Great Sikh Women
Biographies of Great Sikh Women
From woman, man is born;
within woman, man is conceived; to woman he is engaged and married.
Woman becomes his friend; through woman, the future generations come.
When his woman dies, he seeks another woman; to woman he is bound.
So why call her bad? From her, kings are born.
From woman, woman is born; without woman, there would be no one at all.
These are words that were uttered by the founder of Sikhism, Sri Guru Nanak Dev in about 1499. So for Sikhs from that period, there has been compulsion to treat women as equals and gender discrimination was not allowed. However, high principles set by prophets and religious leaders have always been very difficult to implement and put into practise. In this respect, equality for women has been a difficult class actually achieve in reality.

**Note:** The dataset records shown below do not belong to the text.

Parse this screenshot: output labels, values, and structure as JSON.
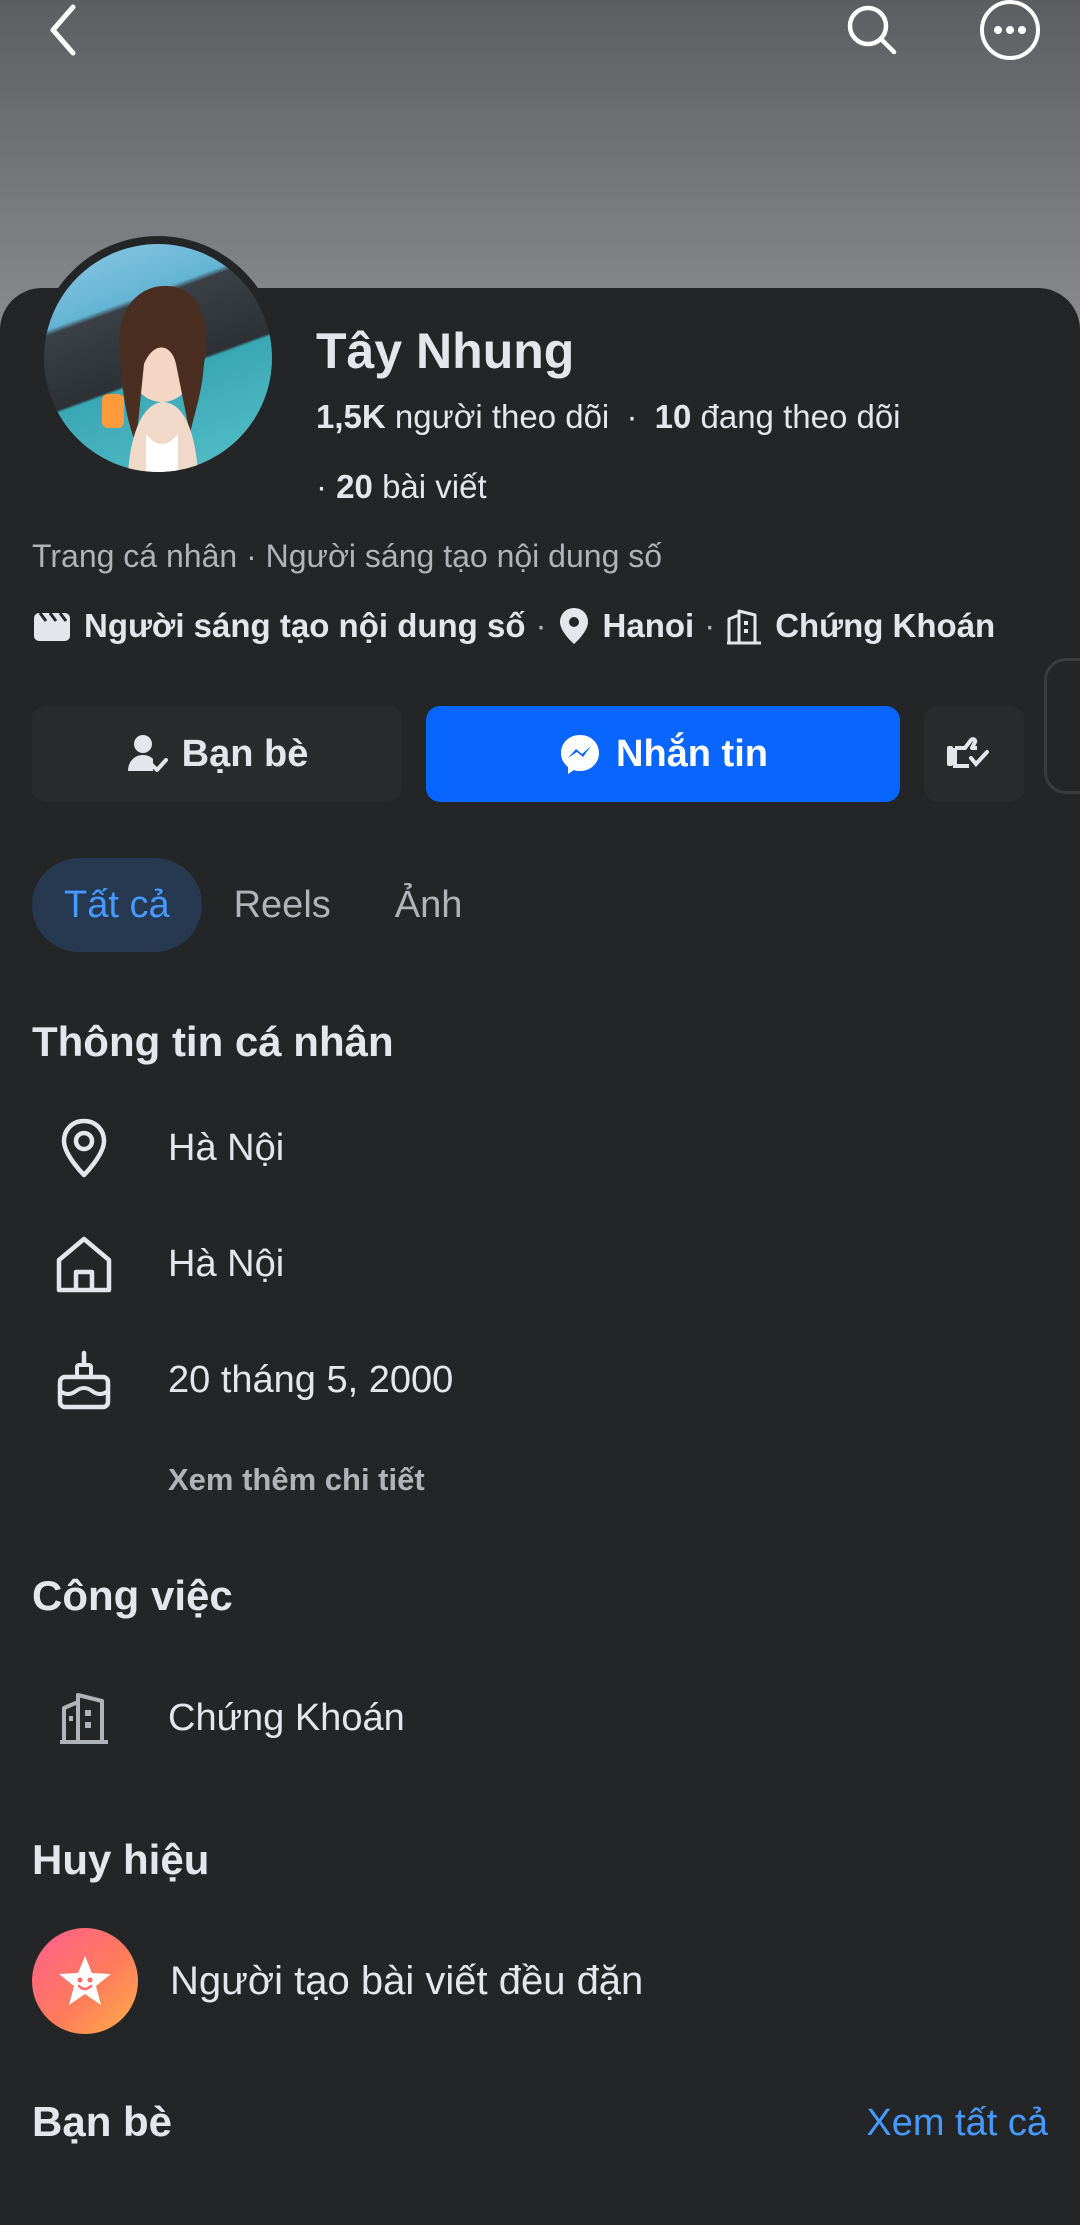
{
  "profile": {
    "name": "Tây Nhung",
    "followers_count": "1,5K",
    "followers_label": "người theo dõi",
    "following_count": "10",
    "following_label": "đang theo dõi",
    "posts_prefix": "·",
    "posts_count": "20",
    "posts_label": "bài viết",
    "subtitle": "Trang cá nhân · Người sáng tạo nội dung số",
    "chips": {
      "creator": "Người sáng tạo nội dung số",
      "location": "Hanoi",
      "work": "Chứng Khoán"
    }
  },
  "actions": {
    "friends_label": "Bạn bè",
    "message_label": "Nhắn tin"
  },
  "tabs": [
    {
      "label": "Tất cả",
      "active": true
    },
    {
      "label": "Reels",
      "active": false
    },
    {
      "label": "Ảnh",
      "active": false
    }
  ],
  "personal_info": {
    "title": "Thông tin cá nhân",
    "current_city": "Hà Nội",
    "hometown": "Hà Nội",
    "birthday": "20 tháng 5, 2000",
    "see_more": "Xem thêm chi tiết"
  },
  "work": {
    "title": "Công việc",
    "company": "Chứng Khoán"
  },
  "badges": {
    "title": "Huy hiệu",
    "badge_label": "Người tạo bài viết đều đặn"
  },
  "friends": {
    "title": "Bạn bè",
    "see_all": "Xem tất cả"
  },
  "colors": {
    "background": "#242526",
    "accent": "#0866ff",
    "link": "#4599ff",
    "active_tab_bg": "#263951"
  }
}
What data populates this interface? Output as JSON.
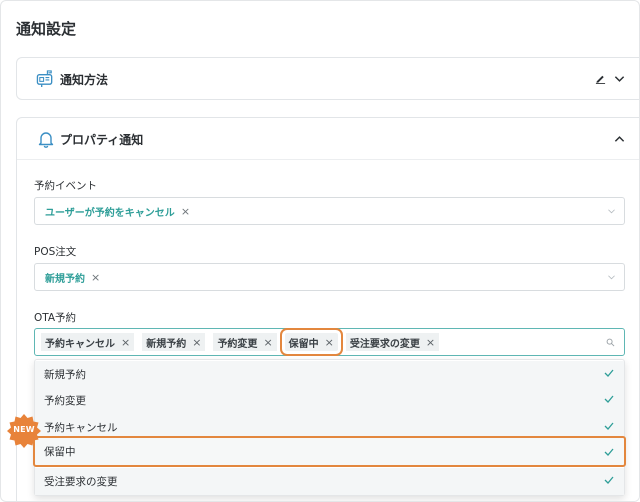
{
  "page": {
    "title": "通知設定"
  },
  "notify_method": {
    "title": "通知方法"
  },
  "property_notify": {
    "title": "プロパティ通知"
  },
  "reservation_event": {
    "label": "予約イベント",
    "chips": [
      {
        "label": "ユーザーが予約をキャンセル"
      }
    ]
  },
  "pos_order": {
    "label": "POS注文",
    "chips": [
      {
        "label": "新規予約"
      }
    ]
  },
  "ota_reservation": {
    "label": "OTA予約",
    "chips": [
      {
        "label": "予約キャンセル"
      },
      {
        "label": "新規予約"
      },
      {
        "label": "予約変更"
      },
      {
        "label": "保留中"
      },
      {
        "label": "受注要求の変更"
      }
    ]
  },
  "dropdown": {
    "options": [
      {
        "label": "新規予約",
        "checked": true
      },
      {
        "label": "予約変更",
        "checked": true
      },
      {
        "label": "予約キャンセル",
        "checked": true
      },
      {
        "label": "保留中",
        "checked": true
      },
      {
        "label": "受注要求の変更",
        "checked": true
      }
    ]
  },
  "badge": {
    "label": "NEW"
  },
  "colors": {
    "accent": "#2e9e98",
    "highlight": "#e3873e",
    "badge": "#e8833a",
    "text": "#2b2f33"
  },
  "chip_close_glyph": "×",
  "icons": [
    "mailbox-icon",
    "bell-icon",
    "pencil-icon",
    "chevron-down-icon",
    "chevron-up-icon",
    "caret-down-icon",
    "search-icon",
    "check-icon"
  ]
}
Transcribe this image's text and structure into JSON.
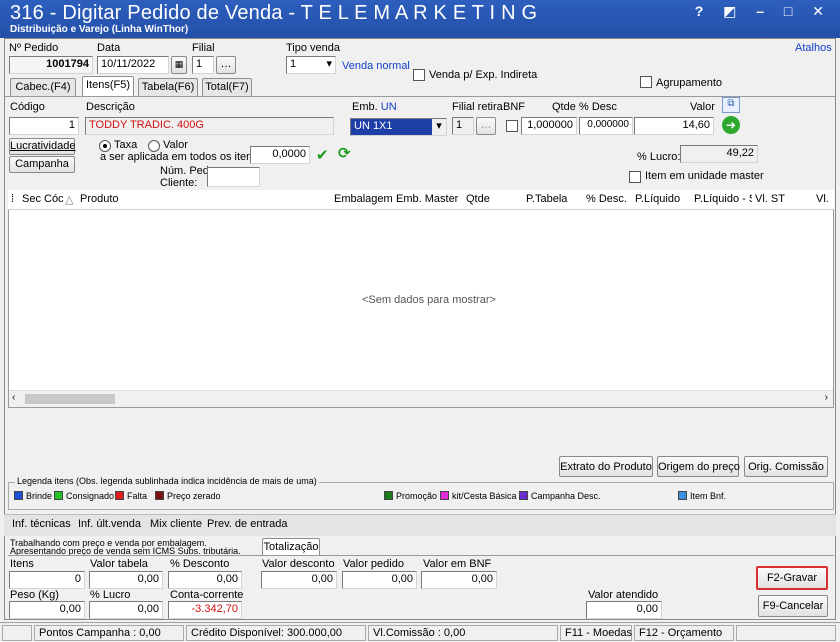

The Sikh Women always have been, and always will be, the backbone of the Khalsa Panth. Their selflessness lies second to none in the world. In fact, this quality of theirs has earned them the Godly qualities in their lifetime (due to the extremely important responsibilities placed on them) that their male counterparts may not be able to earn
Guru Nanak worked for the welfare of all to achieve which he strived for equality amongst all. Towards this aim, freeing the female of the overbearing influence of male was of utmost importance. Reading about the lives of some of the women of the Guru period, one realises the extent to which the Gurus were able to achieve their aim.
Biographies of Great Sikh Women
- Bebe Nanaki
- Bibi Agya Kaur
- Bibi Balbir Kaur
- Bibi Dalair Kaur
- Bibi Deep Kaur
- Bibi Dharam Kaur
- Bibi Harnam Kaur
- Bibi Harsarn Kaur
- Bibi Khem Kaur
- Bibi Prem Kaur
- Bibi Rajinder Kaur
- Bibi Ranjit Kaur
- Bibi Sachan Sach
- Bibi Sahib Kaur
- Bibi Amro
- Bibi Anup Kaur
- Bibi Baghel Kaur
- Bibi Basant Lata
- Bibi Bhagbhari
- Bibi Bhani
- Bibi Kaulan
In Sikhism, the Holy Scriptures have clearly stated that the Sikh woman has always been regarded as an equal with man and has all the rights and privileges enjoyed by a man. She is considered to have the same soul as man and has equal right to grow spiritually. The Sikh woman is allowed to lead religious congregations, to take part in Akhand Path (the continuous recitation of the Holy Scriptures), to perform Kirtan, to work as Granthi (priest) or a preacher and to participate freely in all religious, cultural, social, political and secular activities.
Sikh woman have played a glorious part in Sikh History and have proven themselves as equal in service, devotion, sacrifice and bravery. Examples of their moral dignity, service and self sacrifice are and will remain a source of inspiration. Women are the backbone of the history of the Sikhs, their culture and tradition yet there is little written about this huge contribution by the Sikh women to the great history of this religion. Man and woman are two sides of the same coin – the human race. Man takes birth from a woman and woman is born of a man. This system is interrelating and inter-dependent. A man can never feel secure and complete in life without a woman. A man’s success depends upon the love and support of the woman who shares her life with him and vice versa.